Glen Floatplanes over the US.
Posted By: Jerry <j.wes@worldnet.att.net>
Date: Sunday, 4 February 2001, at 4:17 p.m.
One of my favorite episodes of the Second World War is the bombing of the Oregon forests by a catapult launched Glen Floatplane. I know its almost impossible to recreate the markings used during this historic mission, but I was wondering. Does anyone have any idea of how this aircraft might have been marked? I've seen all sorts of conjectures in different publications. None of them give any kind of idea of how the Glen from the I-25 was marked during this time period. Also is there any information as to what the eventual fate of this historic aircraft and of the sub that launched it?
Re: Glen Floatplanes over the US.
Posted By: Dan Salamone <heroncreek@qwest.net>
Date: Sunday, 4 February 2001, at 6:28 p.m.
In Response To: Glen Floatplanes over the US. (Jerry)
There is a small note in "Warships of the IJN, 1869-1945" that says the I-25 was launched June 8th 1940 and missing from September 20th 1943. No mention of how she was lost.....

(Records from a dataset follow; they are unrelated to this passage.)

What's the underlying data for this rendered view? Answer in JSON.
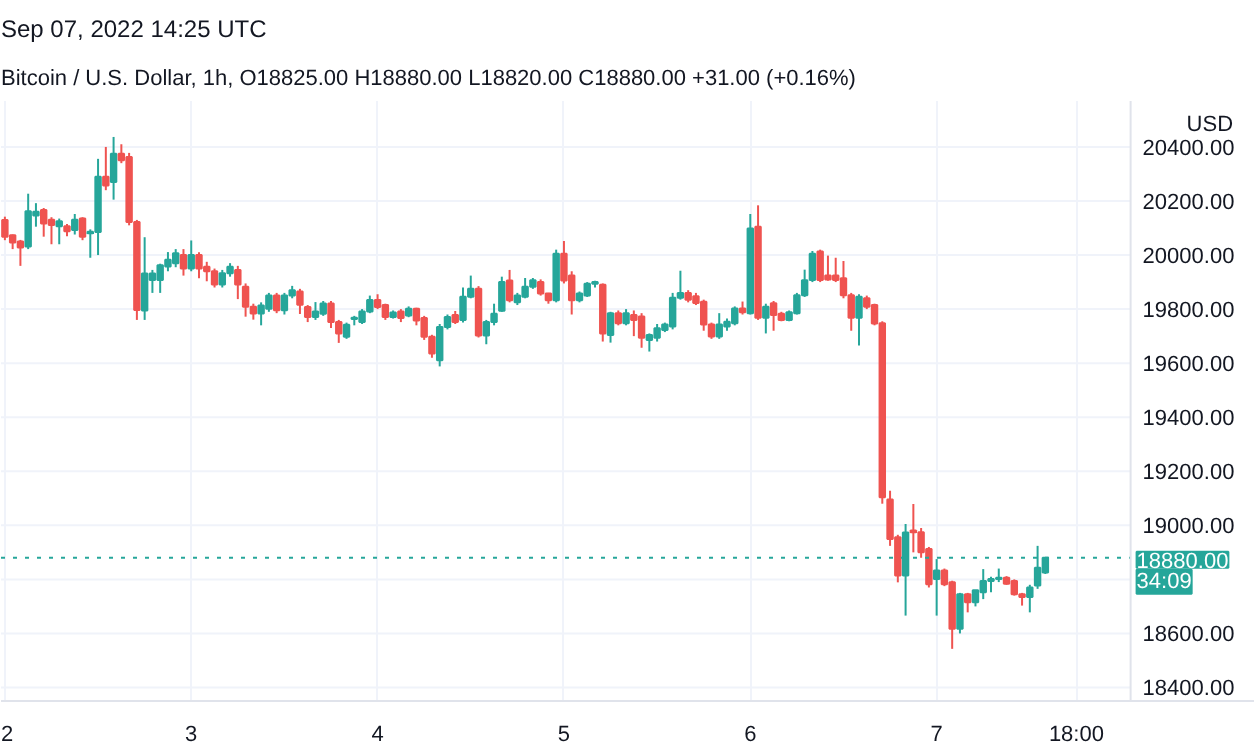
{
  "chart_data": {
    "type": "candlestick",
    "title": "Sep 07, 2022 14:25 UTC",
    "subtitle": "Bitcoin / U.S. Dollar, 1h, O18825.00 H18880.00 L18820.00 C18880.00 +31.00 (+0.16%)",
    "ylabel": "USD",
    "colors": [
      "#ef5350",
      "#ef5350",
      "#ef5350",
      "#26a69a",
      "#26a69a",
      "#ef5350",
      "#ef5350",
      "#26a69a",
      "#ef5350",
      "#26a69a",
      "#ef5350",
      "#26a69a",
      "#26a69a",
      "#ef5350",
      "#26a69a",
      "#ef5350",
      "#ef5350",
      "#ef5350",
      "#26a69a",
      "#26a69a",
      "#26a69a",
      "#26a69a",
      "#26a69a",
      "#ef5350",
      "#26a69a",
      "#ef5350",
      "#ef5350",
      "#ef5350",
      "#26a69a",
      "#26a69a",
      "#ef5350",
      "#ef5350",
      "#ef5350",
      "#26a69a",
      "#26a69a",
      "#ef5350",
      "#26a69a",
      "#26a69a",
      "#ef5350",
      "#ef5350",
      "#26a69a",
      "#26a69a",
      "#ef5350",
      "#ef5350",
      "#26a69a",
      "#26a69a",
      "#26a69a",
      "#26a69a",
      "#ef5350",
      "#ef5350",
      "#26a69a",
      "#ef5350",
      "#26a69a",
      "#ef5350",
      "#ef5350",
      "#ef5350",
      "#26a69a",
      "#26a69a",
      "#ef5350",
      "#26a69a",
      "#26a69a",
      "#ef5350",
      "#26a69a",
      "#26a69a",
      "#26a69a",
      "#ef5350",
      "#26a69a",
      "#26a69a",
      "#26a69a",
      "#ef5350",
      "#ef5350",
      "#26a69a",
      "#ef5350",
      "#ef5350",
      "#26a69a",
      "#26a69a",
      "#26a69a",
      "#ef5350",
      "#26a69a",
      "#ef5350",
      "#26a69a",
      "#ef5350",
      "#ef5350",
      "#26a69a",
      "#26a69a",
      "#26a69a",
      "#26a69a",
      "#26a69a",
      "#ef5350",
      "#ef5350",
      "#ef5350",
      "#ef5350",
      "#26a69a",
      "#26a69a",
      "#26a69a",
      "#ef5350",
      "#26a69a",
      "#ef5350",
      "#26a69a",
      "#ef5350",
      "#ef5350",
      "#26a69a",
      "#26a69a",
      "#26a69a",
      "#26a69a",
      "#ef5350",
      "#ef5350",
      "#ef5350",
      "#ef5350",
      "#ef5350",
      "#26a69a",
      "#ef5350",
      "#ef5350",
      "#ef5350",
      "#ef5350",
      "#ef5350",
      "#26a69a",
      "#ef5350",
      "#ef5350",
      "#ef5350",
      "#26a69a",
      "#ef5350",
      "#ef5350",
      "#26a69a",
      "#ef5350",
      "#26a69a",
      "#26a69a",
      "#26a69a",
      "#26a69a",
      "#ef5350",
      "#ef5350",
      "#ef5350",
      "#26a69a",
      "#26a69a",
      "#26a69a"
    ],
    "x": [
      "2022-09-02T00:00",
      "2022-09-02T01:00",
      "2022-09-02T02:00",
      "2022-09-02T03:00",
      "2022-09-02T04:00",
      "2022-09-02T05:00",
      "2022-09-02T06:00",
      "2022-09-02T07:00",
      "2022-09-02T08:00",
      "2022-09-02T09:00",
      "2022-09-02T10:00",
      "2022-09-02T11:00",
      "2022-09-02T12:00",
      "2022-09-02T13:00",
      "2022-09-02T14:00",
      "2022-09-02T15:00",
      "2022-09-02T16:00",
      "2022-09-02T17:00",
      "2022-09-02T18:00",
      "2022-09-02T19:00",
      "2022-09-02T20:00",
      "2022-09-02T21:00",
      "2022-09-02T22:00",
      "2022-09-02T23:00",
      "2022-09-03T00:00",
      "2022-09-03T01:00",
      "2022-09-03T02:00",
      "2022-09-03T03:00",
      "2022-09-03T04:00",
      "2022-09-03T05:00",
      "2022-09-03T06:00",
      "2022-09-03T07:00",
      "2022-09-03T08:00",
      "2022-09-03T09:00",
      "2022-09-03T10:00",
      "2022-09-03T11:00",
      "2022-09-03T12:00",
      "2022-09-03T13:00",
      "2022-09-03T14:00",
      "2022-09-03T15:00",
      "2022-09-03T16:00",
      "2022-09-03T17:00",
      "2022-09-03T18:00",
      "2022-09-03T19:00",
      "2022-09-03T20:00",
      "2022-09-03T21:00",
      "2022-09-03T22:00",
      "2022-09-03T23:00",
      "2022-09-04T00:00",
      "2022-09-04T01:00",
      "2022-09-04T02:00",
      "2022-09-04T03:00",
      "2022-09-04T04:00",
      "2022-09-04T05:00",
      "2022-09-04T06:00",
      "2022-09-04T07:00",
      "2022-09-04T08:00",
      "2022-09-04T09:00",
      "2022-09-04T10:00",
      "2022-09-04T11:00",
      "2022-09-04T12:00",
      "2022-09-04T13:00",
      "2022-09-04T14:00",
      "2022-09-04T15:00",
      "2022-09-04T16:00",
      "2022-09-04T17:00",
      "2022-09-04T18:00",
      "2022-09-04T19:00",
      "2022-09-04T20:00",
      "2022-09-04T21:00",
      "2022-09-04T22:00",
      "2022-09-04T23:00",
      "2022-09-05T00:00",
      "2022-09-05T01:00",
      "2022-09-05T02:00",
      "2022-09-05T03:00",
      "2022-09-05T04:00",
      "2022-09-05T05:00",
      "2022-09-05T06:00",
      "2022-09-05T07:00",
      "2022-09-05T08:00",
      "2022-09-05T09:00",
      "2022-09-05T10:00",
      "2022-09-05T11:00",
      "2022-09-05T12:00",
      "2022-09-05T13:00",
      "2022-09-05T14:00",
      "2022-09-05T15:00",
      "2022-09-05T16:00",
      "2022-09-05T17:00",
      "2022-09-05T18:00",
      "2022-09-05T19:00",
      "2022-09-05T20:00",
      "2022-09-05T21:00",
      "2022-09-05T22:00",
      "2022-09-05T23:00",
      "2022-09-06T00:00",
      "2022-09-06T01:00",
      "2022-09-06T02:00",
      "2022-09-06T03:00",
      "2022-09-06T04:00",
      "2022-09-06T05:00",
      "2022-09-06T06:00",
      "2022-09-06T07:00",
      "2022-09-06T08:00",
      "2022-09-06T09:00",
      "2022-09-06T10:00",
      "2022-09-06T11:00",
      "2022-09-06T12:00",
      "2022-09-06T13:00",
      "2022-09-06T14:00",
      "2022-09-06T15:00",
      "2022-09-06T16:00",
      "2022-09-06T17:00",
      "2022-09-06T18:00",
      "2022-09-06T19:00",
      "2022-09-06T20:00",
      "2022-09-06T21:00",
      "2022-09-06T22:00",
      "2022-09-06T23:00",
      "2022-09-07T00:00",
      "2022-09-07T01:00",
      "2022-09-07T02:00",
      "2022-09-07T03:00",
      "2022-09-07T04:00",
      "2022-09-07T05:00",
      "2022-09-07T06:00",
      "2022-09-07T07:00",
      "2022-09-07T08:00",
      "2022-09-07T09:00",
      "2022-09-07T10:00",
      "2022-09-07T11:00",
      "2022-09-07T12:00",
      "2022-09-07T13:00",
      "2022-09-07T14:00"
    ],
    "ohlc": [
      [
        20130,
        20142,
        20055,
        20068
      ],
      [
        20073,
        20076,
        20022,
        20046
      ],
      [
        20050,
        20056,
        19960,
        20028
      ],
      [
        20032,
        20227,
        20022,
        20162
      ],
      [
        20146,
        20192,
        20105,
        20160
      ],
      [
        20167,
        20174,
        20068,
        20117
      ],
      [
        20131,
        20140,
        20040,
        20111
      ],
      [
        20107,
        20135,
        20040,
        20125
      ],
      [
        20107,
        20115,
        20070,
        20088
      ],
      [
        20093,
        20152,
        20076,
        20131
      ],
      [
        20135,
        20140,
        20055,
        20068
      ],
      [
        20081,
        20095,
        19990,
        20086
      ],
      [
        20085,
        20356,
        20000,
        20290
      ],
      [
        20290,
        20400,
        20240,
        20257
      ],
      [
        20270,
        20437,
        20205,
        20375
      ],
      [
        20375,
        20410,
        20340,
        20351
      ],
      [
        20363,
        20378,
        20110,
        20122
      ],
      [
        20122,
        20130,
        19760,
        19797
      ],
      [
        19795,
        20066,
        19760,
        19932
      ],
      [
        19908,
        19945,
        19860,
        19932
      ],
      [
        19908,
        19968,
        19860,
        19962
      ],
      [
        19958,
        20011,
        19940,
        19983
      ],
      [
        19970,
        20022,
        19955,
        20007
      ],
      [
        20000,
        20022,
        19924,
        19950
      ],
      [
        19950,
        20054,
        19940,
        20000
      ],
      [
        20000,
        20010,
        19914,
        19950
      ],
      [
        19957,
        19975,
        19903,
        19940
      ],
      [
        19940,
        19950,
        19880,
        19891
      ],
      [
        19891,
        19945,
        19880,
        19933
      ],
      [
        19933,
        19970,
        19920,
        19957
      ],
      [
        19945,
        19960,
        19837,
        19891
      ],
      [
        19883,
        19895,
        19772,
        19809
      ],
      [
        19809,
        19820,
        19761,
        19784
      ],
      [
        19784,
        19825,
        19740,
        19813
      ],
      [
        19801,
        19860,
        19790,
        19850
      ],
      [
        19850,
        19860,
        19785,
        19796
      ],
      [
        19796,
        19860,
        19780,
        19850
      ],
      [
        19850,
        19886,
        19840,
        19870
      ],
      [
        19865,
        19875,
        19782,
        19816
      ],
      [
        19808,
        19815,
        19752,
        19771
      ],
      [
        19771,
        19826,
        19760,
        19791
      ],
      [
        19783,
        19830,
        19775,
        19821
      ],
      [
        19821,
        19830,
        19730,
        19752
      ],
      [
        19752,
        19760,
        19675,
        19710
      ],
      [
        19698,
        19750,
        19690,
        19742
      ],
      [
        19763,
        19775,
        19740,
        19768
      ],
      [
        19752,
        19800,
        19745,
        19791
      ],
      [
        19791,
        19850,
        19785,
        19834
      ],
      [
        19834,
        19855,
        19800,
        19808
      ],
      [
        19815,
        19820,
        19760,
        19771
      ],
      [
        19771,
        19795,
        19765,
        19787
      ],
      [
        19791,
        19800,
        19752,
        19767
      ],
      [
        19776,
        19810,
        19770,
        19801
      ],
      [
        19801,
        19805,
        19740,
        19758
      ],
      [
        19767,
        19775,
        19686,
        19698
      ],
      [
        19698,
        19705,
        19620,
        19636
      ],
      [
        19611,
        19745,
        19588,
        19734
      ],
      [
        19734,
        19780,
        19725,
        19771
      ],
      [
        19778,
        19793,
        19745,
        19752
      ],
      [
        19760,
        19880,
        19750,
        19846
      ],
      [
        19846,
        19924,
        19840,
        19875
      ],
      [
        19875,
        19885,
        19695,
        19702
      ],
      [
        19702,
        19760,
        19670,
        19752
      ],
      [
        19752,
        19820,
        19740,
        19783
      ],
      [
        19794,
        19920,
        19790,
        19900
      ],
      [
        19906,
        19945,
        19825,
        19833
      ],
      [
        19825,
        19860,
        19815,
        19850
      ],
      [
        19846,
        19915,
        19840,
        19883
      ],
      [
        19883,
        19915,
        19875,
        19907
      ],
      [
        19900,
        19910,
        19850,
        19858
      ],
      [
        19858,
        19860,
        19820,
        19833
      ],
      [
        19833,
        20020,
        19825,
        20005
      ],
      [
        20005,
        20052,
        19895,
        19906
      ],
      [
        19924,
        19940,
        19780,
        19833
      ],
      [
        19833,
        19865,
        19825,
        19858
      ],
      [
        19850,
        19900,
        19845,
        19894
      ],
      [
        19894,
        19905,
        19880,
        19900
      ],
      [
        19890,
        19895,
        19680,
        19710
      ],
      [
        19704,
        19790,
        19676,
        19785
      ],
      [
        19785,
        19795,
        19740,
        19748
      ],
      [
        19748,
        19800,
        19740,
        19785
      ],
      [
        19778,
        19795,
        19700,
        19760
      ],
      [
        19773,
        19785,
        19657,
        19694
      ],
      [
        19686,
        19710,
        19643,
        19704
      ],
      [
        19694,
        19745,
        19680,
        19729
      ],
      [
        19723,
        19750,
        19715,
        19743
      ],
      [
        19736,
        19860,
        19725,
        19842
      ],
      [
        19842,
        19942,
        19835,
        19860
      ],
      [
        19860,
        19870,
        19825,
        19835
      ],
      [
        19848,
        19860,
        19815,
        19823
      ],
      [
        19827,
        19835,
        19720,
        19743
      ],
      [
        19743,
        19750,
        19690,
        19699
      ],
      [
        19699,
        19785,
        19690,
        19743
      ],
      [
        19736,
        19765,
        19720,
        19753
      ],
      [
        19748,
        19810,
        19740,
        19802
      ],
      [
        19802,
        19828,
        19780,
        19788
      ],
      [
        19785,
        20152,
        19780,
        20098
      ],
      [
        20105,
        20184,
        19760,
        19768
      ],
      [
        19768,
        19820,
        19710,
        19809
      ],
      [
        19822,
        19830,
        19720,
        19778
      ],
      [
        19783,
        19790,
        19755,
        19760
      ],
      [
        19760,
        19795,
        19755,
        19788
      ],
      [
        19785,
        19860,
        19780,
        19851
      ],
      [
        19851,
        19946,
        19845,
        19907
      ],
      [
        19908,
        20015,
        19900,
        20005
      ],
      [
        20013,
        20020,
        19900,
        19908
      ],
      [
        19924,
        19998,
        19905,
        19910
      ],
      [
        19924,
        19990,
        19900,
        19908
      ],
      [
        19914,
        19978,
        19840,
        19851
      ],
      [
        19851,
        19860,
        19720,
        19768
      ],
      [
        19768,
        19855,
        19665,
        19846
      ],
      [
        19840,
        19850,
        19800,
        19809
      ],
      [
        19815,
        19820,
        19740,
        19747
      ],
      [
        19748,
        19755,
        19080,
        19104
      ],
      [
        19096,
        19128,
        18924,
        18949
      ],
      [
        18956,
        18965,
        18789,
        18814
      ],
      [
        18814,
        19005,
        18666,
        18973
      ],
      [
        18981,
        19079,
        18900,
        18974
      ],
      [
        18974,
        18990,
        18880,
        18900
      ],
      [
        18912,
        18920,
        18770,
        18782
      ],
      [
        18801,
        18875,
        18666,
        18833
      ],
      [
        18833,
        18840,
        18775,
        18782
      ],
      [
        18789,
        18795,
        18543,
        18617
      ],
      [
        18617,
        18750,
        18600,
        18745
      ],
      [
        18745,
        18750,
        18678,
        18715
      ],
      [
        18715,
        18760,
        18700,
        18760
      ],
      [
        18752,
        18838,
        18727,
        18794
      ],
      [
        18794,
        18810,
        18752,
        18801
      ],
      [
        18801,
        18840,
        18790,
        18806
      ],
      [
        18806,
        18812,
        18780,
        18784
      ],
      [
        18794,
        18800,
        18740,
        18745
      ],
      [
        18745,
        18750,
        18703,
        18735
      ],
      [
        18735,
        18780,
        18678,
        18770
      ],
      [
        18777,
        18924,
        18765,
        18843
      ],
      [
        18825,
        18880,
        18820,
        18880
      ]
    ],
    "xlim": [
      "2022-09-01T23:30",
      "2022-09-08T17:00"
    ],
    "xticks": [
      {
        "value": "2022-09-02T00:00",
        "label": "2"
      },
      {
        "value": "2022-09-03T00:00",
        "label": "3"
      },
      {
        "value": "2022-09-04T00:00",
        "label": "4"
      },
      {
        "value": "2022-09-05T00:00",
        "label": "5"
      },
      {
        "value": "2022-09-06T00:00",
        "label": "6"
      },
      {
        "value": "2022-09-07T00:00",
        "label": "7"
      },
      {
        "value": "2022-09-07T18:00",
        "label": "18:00"
      }
    ],
    "ylim": [
      18350,
      20570
    ],
    "yticks": [
      {
        "value": 18400,
        "label": "18400.00"
      },
      {
        "value": 18600,
        "label": "18600.00"
      },
      {
        "value": 18800,
        "label": null
      },
      {
        "value": 19000,
        "label": "19000.00"
      },
      {
        "value": 19200,
        "label": "19200.00"
      },
      {
        "value": 19400,
        "label": "19400.00"
      },
      {
        "value": 19600,
        "label": "19600.00"
      },
      {
        "value": 19800,
        "label": "19800.00"
      },
      {
        "value": 20000,
        "label": "20000.00"
      },
      {
        "value": 20200,
        "label": "20200.00"
      },
      {
        "value": 20400,
        "label": "20400.00"
      }
    ],
    "ref_lines": [
      {
        "axis": "y",
        "value": 18880,
        "label": "18880.00",
        "color": "#26a69a",
        "line_style": "dotted"
      }
    ],
    "annotations": [
      "34:09"
    ],
    "grid": true
  }
}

On a side note, a few of the same class subs were rebuilt as Kaiten carriers, I-36 carrying six of them and I-37 four. Others in the class had the catapult replaced by an extra 5.5in. gun. Hope this was useful.

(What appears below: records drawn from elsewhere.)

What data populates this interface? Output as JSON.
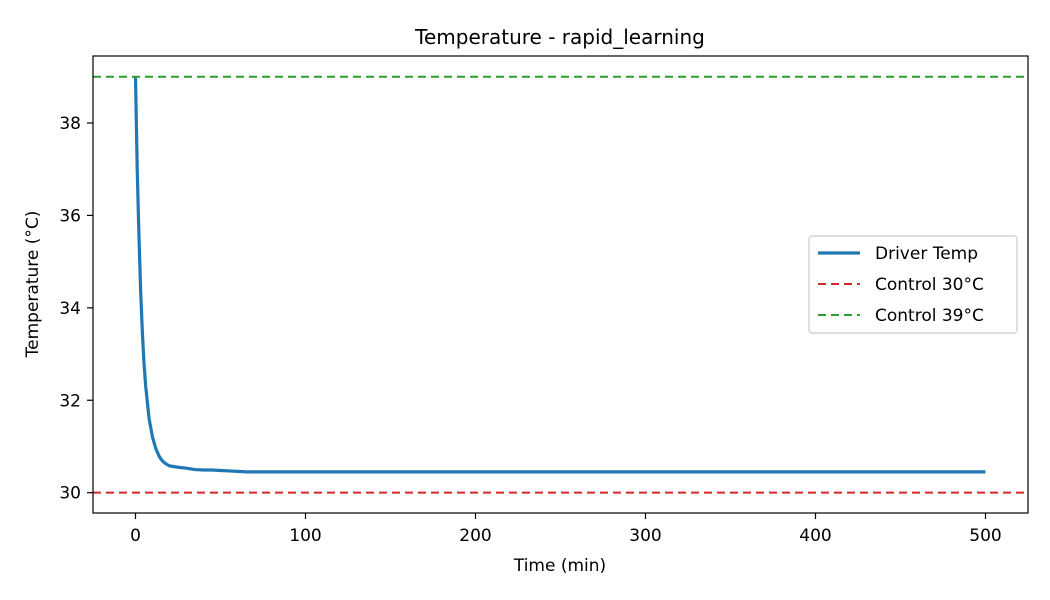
{
  "chart_data": {
    "type": "line",
    "title": "Temperature - rapid_learning",
    "xlabel": "Time (min)",
    "ylabel": "Temperature (°C)",
    "xlim": [
      -25,
      525
    ],
    "ylim": [
      29.56,
      39.45
    ],
    "xticks": [
      0,
      100,
      200,
      300,
      400,
      500
    ],
    "yticks": [
      30,
      32,
      34,
      36,
      38
    ],
    "grid": false,
    "legend_position": "center-right",
    "series": [
      {
        "name": "Driver Temp",
        "color": "#1f77b4",
        "style": "solid",
        "x": [
          0,
          1,
          2,
          3,
          4,
          5,
          6,
          8,
          10,
          12,
          14,
          16,
          18,
          20,
          25,
          30,
          35,
          40,
          45,
          50,
          55,
          60,
          65,
          70,
          80,
          100,
          150,
          200,
          250,
          300,
          350,
          400,
          450,
          500
        ],
        "y": [
          39.0,
          37.0,
          35.6,
          34.4,
          33.5,
          32.8,
          32.3,
          31.6,
          31.2,
          30.95,
          30.78,
          30.68,
          30.62,
          30.58,
          30.55,
          30.53,
          30.5,
          30.49,
          30.49,
          30.48,
          30.47,
          30.46,
          30.45,
          30.45,
          30.45,
          30.45,
          30.45,
          30.45,
          30.45,
          30.45,
          30.45,
          30.45,
          30.45,
          30.45
        ]
      },
      {
        "name": "Control 30°C",
        "color": "#d62728",
        "style": "dashed",
        "hline": 30
      },
      {
        "name": "Control 39°C",
        "color": "#2ca02c",
        "style": "dashed",
        "hline": 39
      }
    ]
  }
}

Re: Glen Floatplanes over the US.
Posted By: William Blado <wblad@msn.com>
Date: Sunday, 4 February 2001, at 10:31 p.m.
In Response To: Glen Floatplanes over the US. (Jerry)
During the Pearl Harbor attack, I-25 was part of a patrol line north of Oahu to track down any US ships escaping to the north, and to intercept any counterattacks against the carrier striking force.
Warrant Flying Officer Nobuo Fujita, with his enlisted air crewman, flew the only bombing missions against the continental US. He was conscripted into the Japanese Navy in 1932 and soon took flight instruction. He served in submarines I-23 and I-25 before becoming an instructor during the remainder of the war.
In August, 1942, the I-25 arrived in waters off Cape Blanco, Oregon. With Commander Meiji Tagami in command, the large submarine surfaced and crewmen scrambled onto the deck, opened the hangar, and rapidly fitted wings, stabilizers, rudder, and floats to the Yokosuka E14Y Glen reconnaissance aircraft. A pair of special incendiary bombs were attached to wing racks, and Warrant Flying Officer Nobuo Fujita and Petty Officer Shoji Okuda climber into the cockpit and were catapulted into the air. The floatplane flew inland some fifty miles, and the fliers released the two firebombs over the Oregon forests. The plane returned to come down safely on the water alongside the I-25, and was taken back on board the submarine. A second firebombing mission was flown. These were the first air attacks ever made against the continental United States.
The I-25 continued to operate off the West Coast, with Commander Tagami sinking two American freighters and damaging another. With one torpedo remaining, Tagami was preparing to conclude his patrol when, on 11 October, he detected two submarines traveling on the surface some 500 miles west of Seattle, Washington. Tagami fired his last torpedo and one of the submarines exploded. He thought that he had sunk and American submarine. His victim, however, was the Soviet submarine L-16. At that time the US was at war with Japan and Germany while the Soviet Union was at war with Germany but not Japan. The Soviets decided to send the submarines L-15 and L-16 from Vladivostok on the Siberian coast to the Baltic Sea where they could be used against the Germans. The craft were making the voyage via the Aleutians, San Francisco, and the Panama Canal. There were no survivors from the sunken L-16.
The Soviets - ever paranoid - stated at the time that the "cruel and foul blow" against the L-16 could have been struck by either a US submarine of a submarine belonging to Japan - "which was neutral as far as we were concerned."
The I-25 was sunk by USS Patterson (DD392) off New Hebrides Islands, Solomons, 3 September, 1943.